Yankees fans insisted on imagining Gallo as a rogue, electively unproductive employee. He was an entitled bust — why else would he refuse to play to his multimillion-dollar contract? — and deserved to be reminded as such, as often as possible. But not once did the fanbase consider “managing” him with a lighter touch. There was no patience, no solidarity, no sympathy. This weighed horribly on Gallo. Earlier this week, he shared some of the saddest sound bites you’ll ever hear from a professional athlete.

“I don’t know how [Yankee fans] usually are, but I don’t know how much tougher they can get,” he said. “Pretty much every team we play, players from that team reached out to me to say, ‘Hey, bro, keep your head up. Don’t listen to them.” On those words of encouragement, Gallo said: “It made me feel like a piece of shit, honestly…I went through a lot of adversity and I really had to question myself a lot. My confidence suffered. I would say I hit rock bottom for the big leagues.” He also shared that he stopped “going out in the streets” because he didn’t “want to show his face” in New York anymore. “Every time I see a Yankees hat, every time I see a Yankees jersey, it’s something I’m going to have to understand. I didn’t play well as a Yankee. I wish I had.” That’s trauma in a nutshell.

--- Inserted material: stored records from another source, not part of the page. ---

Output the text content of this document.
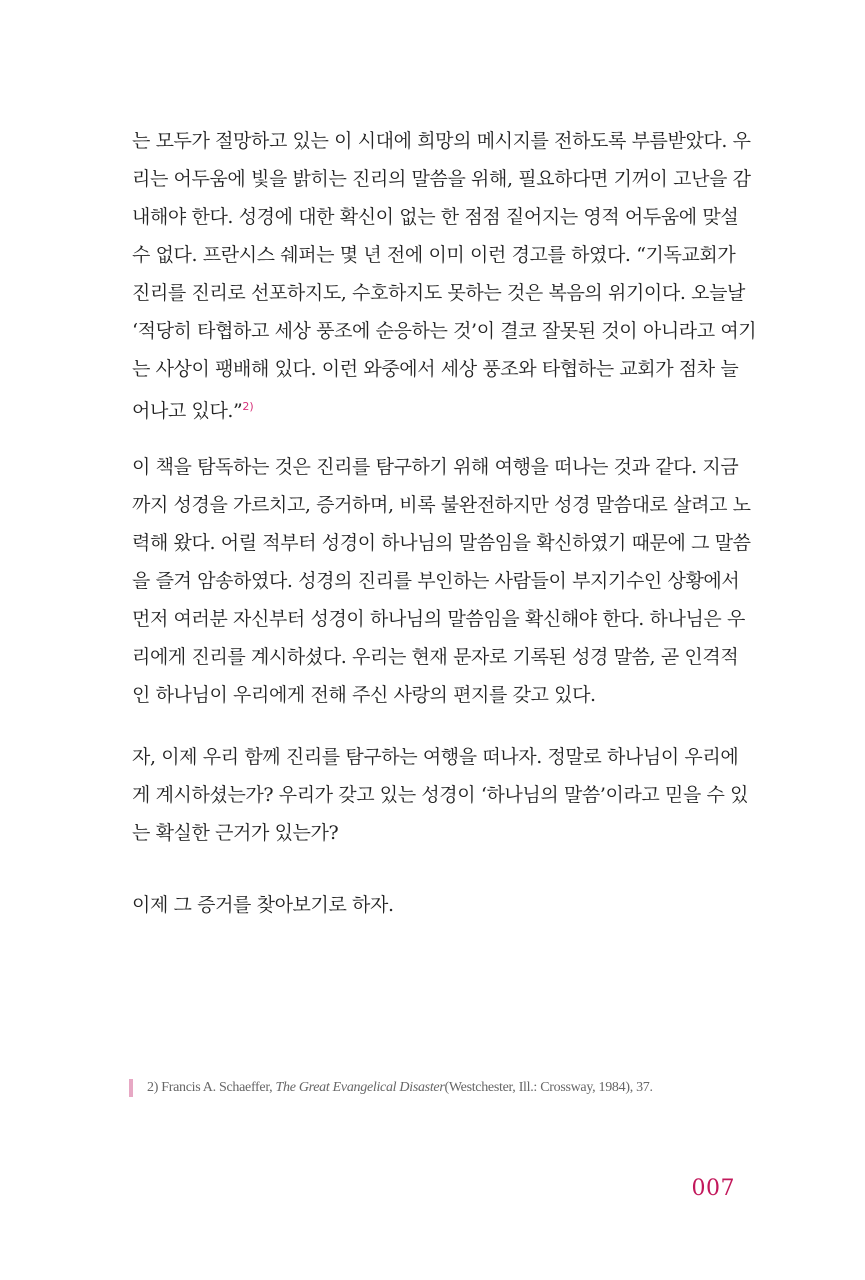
는 모두가 절망하고 있는 이 시대에 희망의 메시지를 전하도록 부름받았다. 우
리는 어두움에 빛을 밝히는 진리의 말씀을 위해, 필요하다면 기꺼이 고난을 감
내해야 한다. 성경에 대한 확신이 없는 한 점점 짙어지는 영적 어두움에 맞설
수 없다. 프란시스 쉐퍼는 몇 년 전에 이미 이런 경고를 하였다. “기독교회가
진리를 진리로 선포하지도, 수호하지도 못하는 것은 복음의 위기이다. 오늘날
‘적당히 타협하고 세상 풍조에 순응하는 것’이 결코 잘못된 것이 아니라고 여기
는 사상이 팽배해 있다. 이런 와중에서 세상 풍조와 타협하는 교회가 점차 늘
어나고 있다.”$^{2)}$
이 책을 탐독하는 것은 진리를 탐구하기 위해 여행을 떠나는 것과 같다. 지금
까지 성경을 가르치고, 증거하며, 비록 불완전하지만 성경 말씀대로 살려고 노
력해 왔다. 어릴 적부터 성경이 하나님의 말씀임을 확신하였기 때문에 그 말씀
을 즐겨 암송하였다. 성경의 진리를 부인하는 사람들이 부지기수인 상황에서
먼저 여러분 자신부터 성경이 하나님의 말씀임을 확신해야 한다. 하나님은 우
리에게 진리를 계시하셨다. 우리는 현재 문자로 기록된 성경 말씀, 곧 인격적
인 하나님이 우리에게 전해 주신 사랑의 편지를 갖고 있다.
자, 이제 우리 함께 진리를 탐구하는 여행을 떠나자. 정말로 하나님이 우리에
게 계시하셨는가? 우리가 갖고 있는 성경이 ‘하나님의 말씀’이라고 믿을 수 있
는 확실한 근거가 있는가?
이제 그 증거를 찾아보기로 하자.
2) Francis A. Schaeffer, The Great Evangelical Disaster(Westchester, Ill.: Crossway, 1984), 37.
007
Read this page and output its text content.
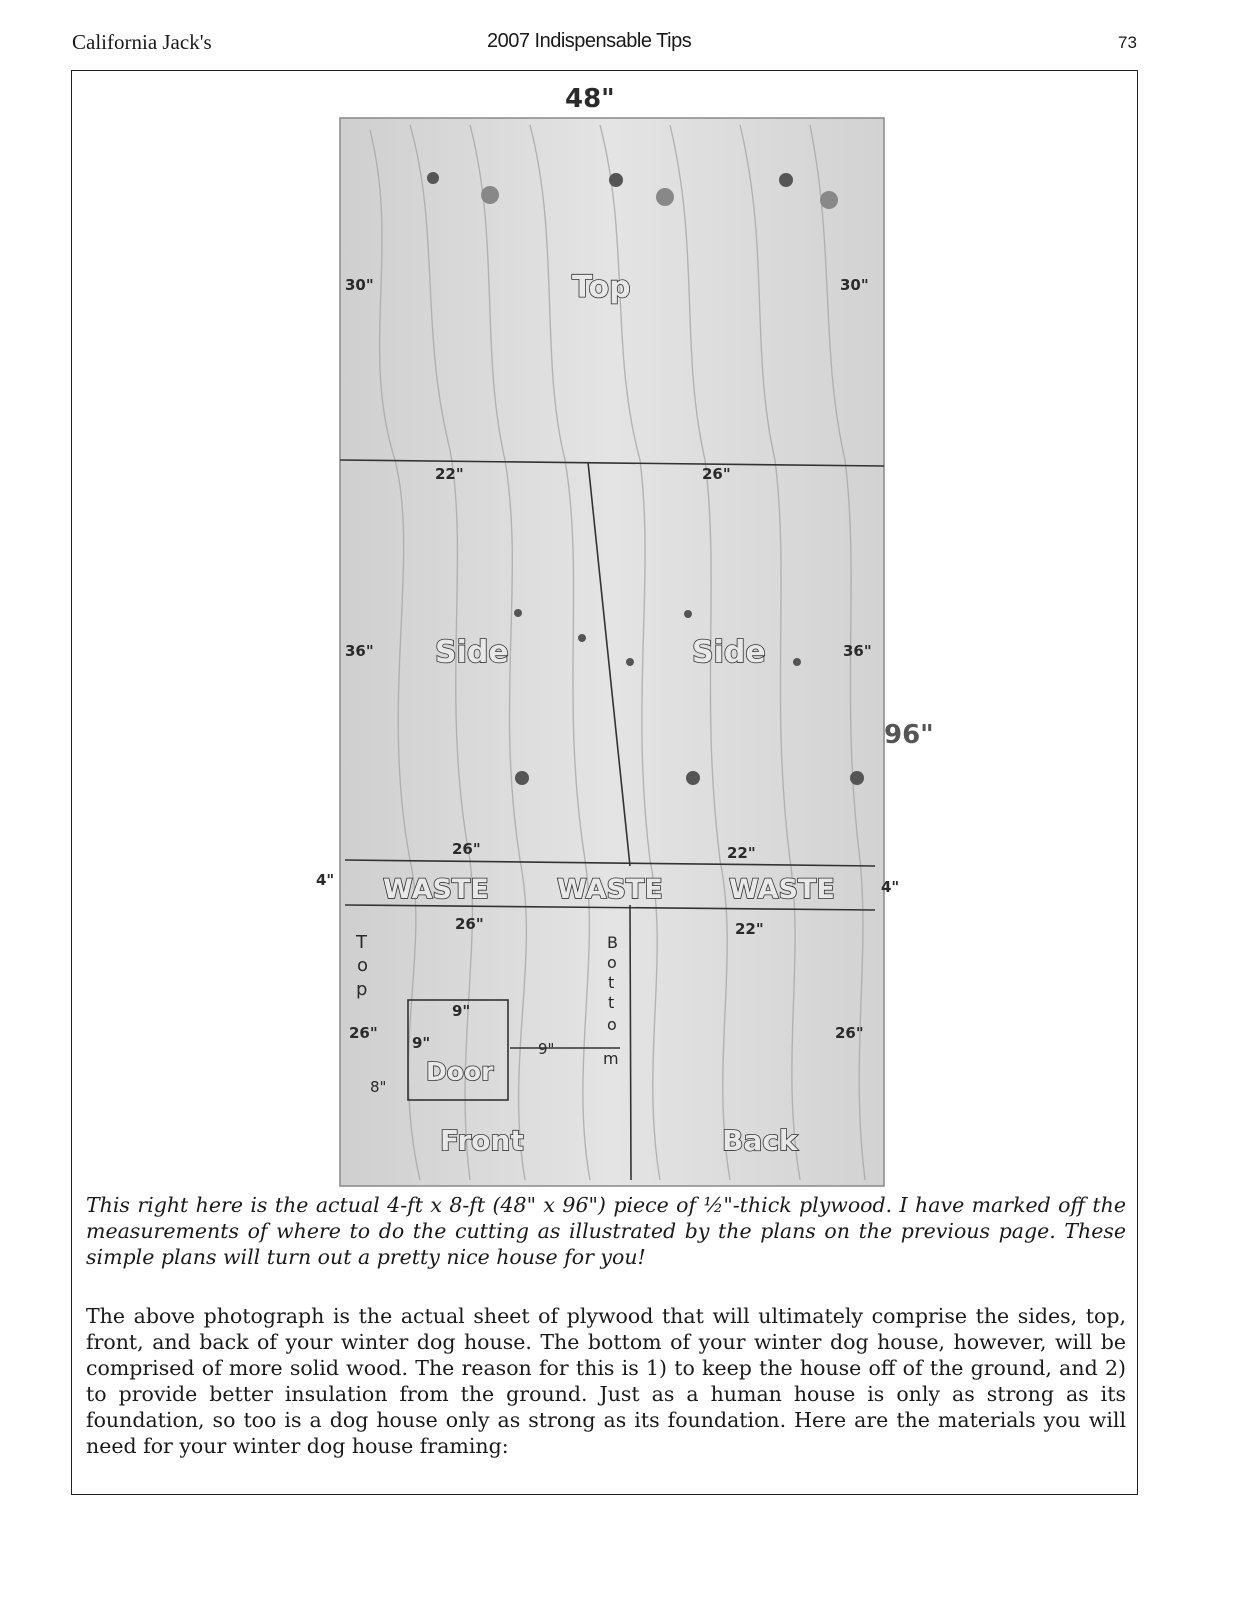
California Jack's	2007 Indispensable Tips	73
48"
96"
Top
30"	30"
22"	26"
Side	Side
36"	36"
26"	22"
WASTE	WASTE WASTE
4"	4"
26"	22"
T
o
p
B
o
t
t
o
m
26"	26"
9"
9"
Door
9"
8"
Front	Back
This right here is the actual 4-ft x 8-ft (48" x 96") piece of ½"-thick plywood. I have marked off the measurements of where to do the cutting as illustrated by the plans on the previous page. These simple plans will turn out a pretty nice house for you!
The above photograph is the actual sheet of plywood that will ultimately comprise the sides, top, front, and back of your winter dog house. The bottom of your winter dog house, however, will be comprised of more solid wood. The reason for this is 1) to keep the house off of the ground, and 2) to provide better insulation from the ground. Just as a human house is only as strong as its foundation, so too is a dog house only as strong as its foundation. Here are the materials you will need for your winter dog house framing:
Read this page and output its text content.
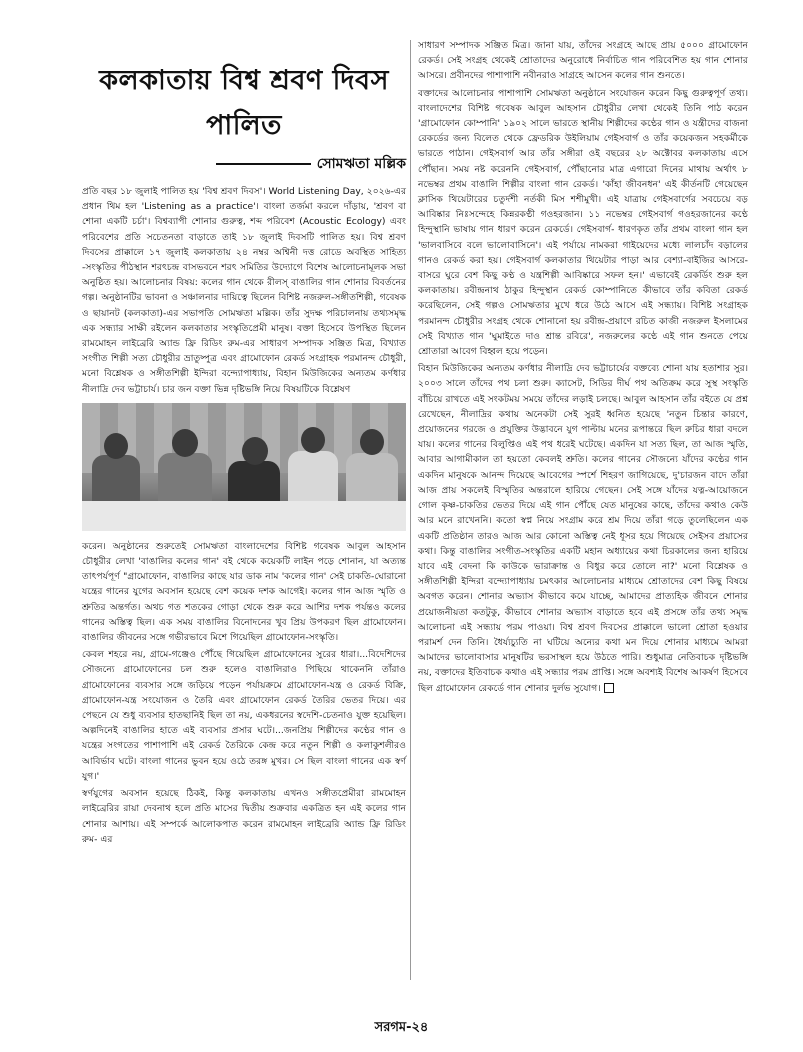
কলকাতায় বিশ্ব শ্রবণ দিবস পালিত
সোমঋতা মল্লিক

প্রতি বছর ১৮ জুলাই পালিত হয় 'বিশ্ব শ্রবণ দিবস'। World Listening Day, ২০২৬-এর প্রধান থিম হল 'Listening as a practice'। বাংলা তর্জমা করলে দাঁড়ায়, 'শ্রবণ বা শোনা একটি চর্চা'। বিশ্বব্যাপী শোনার গুরুত্ব, শব্দ পরিবেশ (Acoustic Ecology) এবং পরিবেশের প্রতি সচেতনতা বাড়াতে তাই ১৮ জুলাই দিবসটি পালিত হয়। বিশ্ব শ্রবণ দিবসের প্রাক্কালে ১৭ জুলাই কলকাতায় ২৪ নম্বর অশ্বিনী দত্ত রোডে অবস্থিত সাহিত্য -সংস্কৃতির পীঠস্থান শরৎচন্দ্র বাসভবনে শরৎ সমিতির উদ্যোগে বিশেষ আলোচনামূলক সভা অনুষ্ঠিত হয়। আলোচনার বিষয়: কলের গান থেকে রীলস্ বাঙালির গান শোনার বিবর্তনের গল্প। অনুষ্ঠানটির ভাবনা ও সঞ্চালনার দায়িত্বে ছিলেন বিশিষ্ট নজরুল-সঙ্গীতশিল্পী, গবেষক ও ছায়ানট (কলকাতা)-এর সভাপতি সোমঋতা মল্লিক। তাঁর সুদক্ষ পরিচালনায় তথ্যসমৃদ্ধ এক সন্ধ্যার সাক্ষী রইলেন কলকাতার সংস্কৃতিপ্রেমী মানুষ। বক্তা হিসেবে উপস্থিত ছিলেন রামমোহন লাইব্রেরি অ্যান্ড ফ্রি রিডিং রুম-এর সাধারণ সম্পাদক সঞ্জিত মিত্র, বিখ্যাত সংগীত শিল্পী সত্য চৌধুরীর ভ্রাতুষ্পুত্র এবং গ্রামোফোন রেকর্ড সংগ্রাহক পরমানন্দ চৌধুরী, মনো বিশ্লেষক ও সঙ্গীতশিল্পী ইন্দিরা বন্দ্যোপাধ্যায়, বিহান মিউজিকের অন্যতম কর্ণধার নীলাদ্রি দেব ভট্টাচার্য। চার জন বক্তা ভিন্ন দৃষ্টিভঙ্গি নিয়ে বিষয়টিকে বিশ্লেষণ

করেন। অনুষ্ঠানের শুরুতেই সোমঋতা বাংলাদেশের বিশিষ্ট গবেষক আবুল আহসান চৌধুরীর লেখা 'বাঙালির কলের গান' বই থেকে কয়েকটি লাইন পড়ে শোনান, যা অত্যন্ত তাৎপর্যপূর্ণ "গ্রামোফোন, বাঙালির কাছে যার ডাক নাম 'কলের গান' সেই চাকতি-ঘোরানো যন্ত্রের গানের যুগের অবসান হয়েছে বেশ কয়েক দশক আগেই। কলের গান আজ স্মৃতি ও শ্রুতির অন্তর্গত। অথচ গত শতকের গোড়া থেকে শুরু করে আশির দশক পর্যন্তও কলের গানের অস্তিত্ব ছিল। এক সময় বাঙালির বিনোদনের খুব প্রিয় উপকরণ ছিল গ্রামোফোন। বাঙালির জীবনের সঙ্গে গভীরভাবে মিশে গিয়েছিল গ্রামোফোন-সংস্কৃতি।

কেবল শহরে নয়, গ্রামে-গঞ্জেও পৌঁছে গিয়েছিল গ্রামোফোনের সুরের ধারা।...বিদেশিদের সৌজন্যে গ্রামোফোনের চল শুরু হলেও বাঙালিরাও পিছিয়ে থাকেননি তাঁরাও গ্রামোফোনের ব্যবসার সঙ্গে জড়িয়ে পড়েন পর্যায়ক্রমে গ্রামোফোন-যন্ত্র ও রেকর্ড বিক্রি, গ্রামোফোন-যন্ত্র সংযোজন ও তৈরি এবং গ্রামোফোন রেকর্ড তৈরির ভেতর দিয়ে। এর পেছনে যে শুধু ব্যবসার হাতছানিই ছিল তা নয়, একধরনের স্বদেশি-চেতনাও যুক্ত হয়েছিল। অল্পদিনেই বাঙালির হাতে এই ব্যবসার প্রসার ঘটে।...জনপ্রিয় শিল্পীদের কণ্ঠের গান ও যন্ত্রের সংগতের পাশাপাশি এই রেকর্ড তৈরিকে কেন্দ্র করে নতুন শিল্পী ও কলাকুশলীরও আবির্ভাব ঘটে। বাংলা গানের ভুবন হয়ে ওঠে তরঙ্গ মুখর। সে ছিল বাংলা গানের এক স্বর্ণ যুগ।'

স্বর্ণযুগের অবসান হয়েছে ঠিকই, কিন্তু কলকাতায় এখনও সঙ্গীতপ্রেমীরা রামমোহন লাইব্রেরির রায়া দেবনাথ হলে প্রতি মাসের দ্বিতীয় শুক্রবার একত্রিত হন এই কলের গান শোনার আশায়। এই সম্পর্কে আলোকপাত করেন রামমোহন লাইব্রেরি অ্যান্ড ফ্রি রিডিং রুম- এর

সাধারণ সম্পাদক সঞ্জিত মিত্র। জানা যায়, তাঁদের সংগ্রহে আছে প্রায় ৫০০০ গ্রামোফোন রেকর্ড। সেই সংগ্রহ থেকেই শ্রোতাদের অনুরোধে নির্বাচিত গান পরিবেশিত হয় গান শোনার আসরে। প্রবীনদের পাশাপাশি নবীনরাও সাগ্রহে আসেন কলের গান শুনতে।

বক্তাদের আলোচনার পাশাপাশি সোমঋতা অনুষ্ঠানে সংযোজন করেন কিছু গুরুত্বপূর্ণ তথ্য। বাংলাদেশের বিশিষ্ট গবেষক আবুল আহসান চৌধুরীর লেখা থেকেই তিনি পাঠ করেন 'গ্রামোফোন কোম্পানি' ১৯০২ সালে ভারতে স্থানীয় শিল্পীদের কণ্ঠের গান ও যন্ত্রীদের বাজনা রেকর্ডের জন্য বিলেত থেকে ফ্রেডরিক উইলিয়াম গেইসবার্গ ও তাঁর কয়েকজন সহকর্মীকে ভারতে পাঠান। গেইসবার্গ আর তাঁর সঙ্গীরা ওই বছরের ২৮ অক্টোবর কলকাতায় এসে পৌঁছান। সময় নষ্ট করেননি গেইসবার্গ, পৌঁছানোর মাত্র এগারো দিনের মাথায় অর্থাৎ ৮ নভেম্বর প্রথম বাঙালি শিল্পীর বাংলা গান রেকর্ড। 'কাঁহা জীবনধন' এই কীর্তনটি গেয়েছেন ক্লাসিক থিয়েটারের চতুর্দশী নর্তকী মিস শশীমুখী। এই যাত্রায় গেইসবার্গের সবচেয়ে বড় আবিষ্কার নিঃসন্দেহে কিন্নরকণ্ঠী গওহরজান। ১১ নভেম্বর গেইসবার্গ গওহরজানের কণ্ঠে হিন্দুস্থানি ভাষায় গান ধারণ করেন রেকর্ডে। গেইসবার্গ- ধারণকৃত তাঁর প্রথম বাংলা গান হল 'ভালবাসিবে বলে ভালোবাসিনে'। এই পর্যায়ে নামকরা গাইয়েদের মধ্যে লালচাঁদ বড়ালের গানও রেকর্ড করা হয়। গেইসবার্গ কলকাতার থিয়েটার পাড়া আর বেশ্যা-বাইজির আসরে-বাসরে ঘুরে বেশ কিছু কণ্ঠ ও যন্ত্রশিল্পী আবিষ্কারে সফল হন।' এভাবেই রেকর্ডিং শুরু হল কলকাতায়। রবীন্দ্রনাথ ঠাকুর হিন্দুস্থান রেকর্ড কোম্পানিতে কীভাবে তাঁর কবিতা রেকর্ড করেছিলেন, সেই গল্পও সোমঋতার মুখে ধরে উঠে আসে এই সন্ধ্যায়। বিশিষ্ট সংগ্রাহক পরমানন্দ চৌধুরীর সংগ্রহ থেকে শোনানো হয় রবীন্দ্র-প্রয়াণে রচিত কাজী নজরুল ইসলামের সেই বিখ্যাত গান 'ঘুমাইতে দাও শ্রান্ত রবিরে', নজরুলের কণ্ঠে এই গান শুনতে পেয়ে শ্রোতারা আবেগ বিহ্বল হয়ে পড়েন।

বিহান মিউজিকের অন্যতম কর্ণধার নীলাদ্রি দেব ভট্টাচার্যের বক্তব্যে শোনা যায় হতাশার সুর। ২০০৩ সালে তাঁদের পথ চলা শুরু। ক্যাসেট, সিডির দীর্ঘ পথ অতিক্রম করে সুস্থ সংস্কৃতি বাঁচিয়ে রাখতে এই সংকটময় সময়ে তাঁদের লড়াই চলছে। আবুল আহসান তাঁর বইতে যে প্রশ্ন রেখেছেন, নীলাদ্রির কথায় অনেকটা সেই সুরই ধ্বনিত হয়েছে 'নতুন চিন্তার কারণে, প্রয়োজনের গরজে ও প্রযুক্তির উদ্ভাবনে যুগ পাল্টায় মনের রূপান্তরে ছিল রুচির ধারা বদলে যায়। কলের গানের বিলুপ্তিও এই পথ ধরেই ঘটেছে। একদিন যা সত্য ছিল, তা আজ স্মৃতি, আবার আগামীকাল তা হয়তো কেবলই শ্রুতি। কলের গানের সৌজন্যে যাঁদের কণ্ঠের গান একদিন মানুষকে আনন্দ দিয়েছে আবেগের স্পর্শে শিহরণ জাগিয়েছে, দু'চারজন বাদে তাঁরা আজ প্রায় সকলেই বিস্মৃতির অন্তরালে হারিয়ে গেছেন। সেই সঙ্গে যাঁদের যত্ন-আয়োজনে গোল কৃষ্ণ-চাকতির ভেতর দিয়ে এই গান পৌঁছে যেত মানুষের কাছে, তাঁদের কথাও কেউ আর মনে রাখেননি। কতো স্বপ্ন নিয়ে সংগ্রাম করে শ্রম দিয়ে তাঁরা গড়ে তুলেছিলেন এক একটি প্রতিষ্ঠান তারও আজ আর কোনো অস্তিত্ব নেই ধূসর হয়ে গিয়েছে সেইসব প্রয়াসের কথা। কিন্তু বাঙালির সংগীত-সংস্কৃতির একটি মহান অধ্যায়ের কথা চিরকালের জন্য হারিয়ে যাবে এই বেদনা কি কাউকে ভারাক্রান্ত ও বিধুর করে তোলে না?' মনো বিশ্লেষক ও সঙ্গীতশিল্পী ইন্দিরা বন্দ্যোপাধ্যায় চমৎকার আলোচনার মাধ্যমে শ্রোতাদের বেশ কিছু বিষয়ে অবগত করেন। শোনার অভ্যাস কীভাবে কমে যাচ্ছে, আমাদের প্রাত্যহিক জীবনে শোনার প্রয়োজনীয়তা কতটুকু, কীভাবে শোনার অভ্যাস বাড়াতে হবে এই প্রসঙ্গে তাঁর তথ্য সমৃদ্ধ আলোচনা এই সন্ধ্যায় পরম পাওয়া। বিশ্ব শ্রবণ দিবসের প্রাক্কালে ভালো শ্রোতা হওয়ার পরামর্শ দেন তিনি। ধৈর্য্যচ্যুতি না ঘটিয়ে অন্যের কথা মন দিয়ে শোনার মাধ্যমে আমরা আমাদের ভালোবাসার মানুষটির ভরসাস্থল হয়ে উঠতে পারি। শুধুমাত্র নেতিবাচক দৃষ্টিভঙ্গি নয়, বক্তাদের ইতিবাচক কথাও এই সন্ধ্যার পরম প্রাপ্তি। সঙ্গে অবশ্যই বিশেষ আকর্ষণ হিসেবে ছিল গ্রামোফোন রেকর্ডে গান শোনার দুর্লভ সুযোগ।

সরগম-২৪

Some fans of the modern MLB express frustration with how chummy players have gotten with managers — consider the disparity between 1990s Buck Showalter, he of the permanent scowl, with the 66-year-old version of the skipper today. His New York Mets regularly rub his belly after wins. But symbiotic manager-player relationships don’t just liven up locker rooms during the long slog of the season; they create an extra buffer between the pitchforks of a highly-demanding fanbase and the mental health of a discouraged player. Not once did Aaron Boone ever forsake Gallo to the press, and after he was shipped to the Dodgers yesterday, the Yankees manager provided a dose of perspective: “I think the burden and pressure probably impacted some mechanical things that need to go on when you are in the box. Clearly, this place had an adverse effect on Joey…”

As Gallo’s struggles mounted, the tenor of Yankee fans became, oddly, somewhat gleeful. There is a pervasive masochism in sports — even amongst the diehards for the winningest sports team ever founded. Gallo was the poster boy for any game that didn’t go the Evil Empire’s way. That Judge had more home runs than Gallo had hits became a running meme on Yankee Twitter, and in early July, a video of a fan — on the phone with his friend while watching the game — predicting Gallo would strike out in a crucial spot went viral. The man screamed in faux-agony, clearly pleased to have been proven right.

Joey Gallo didn’t play up to expectations this year — not those of Brian Cashman nor The Bronx at-large. But it’s important to note that he didn’t play to those he set for himself, either. This is not what he imagined when he was mic’d up five months ago. Perhaps Gallo will enjoy a renaissance with the first-place Dodgers. Or perhaps, if the baseball gods have a sense of humor, he’ll meet the Yankees in the World Series later this year. We don’t know. But the short, sad saga of Gallo’s time with the Yankees should serve as a reminder that bullying players is no guarantee they’ll succeed. New York loves to think of itself as a pressure-cooker. But ballplayers are far more than just meat and bones.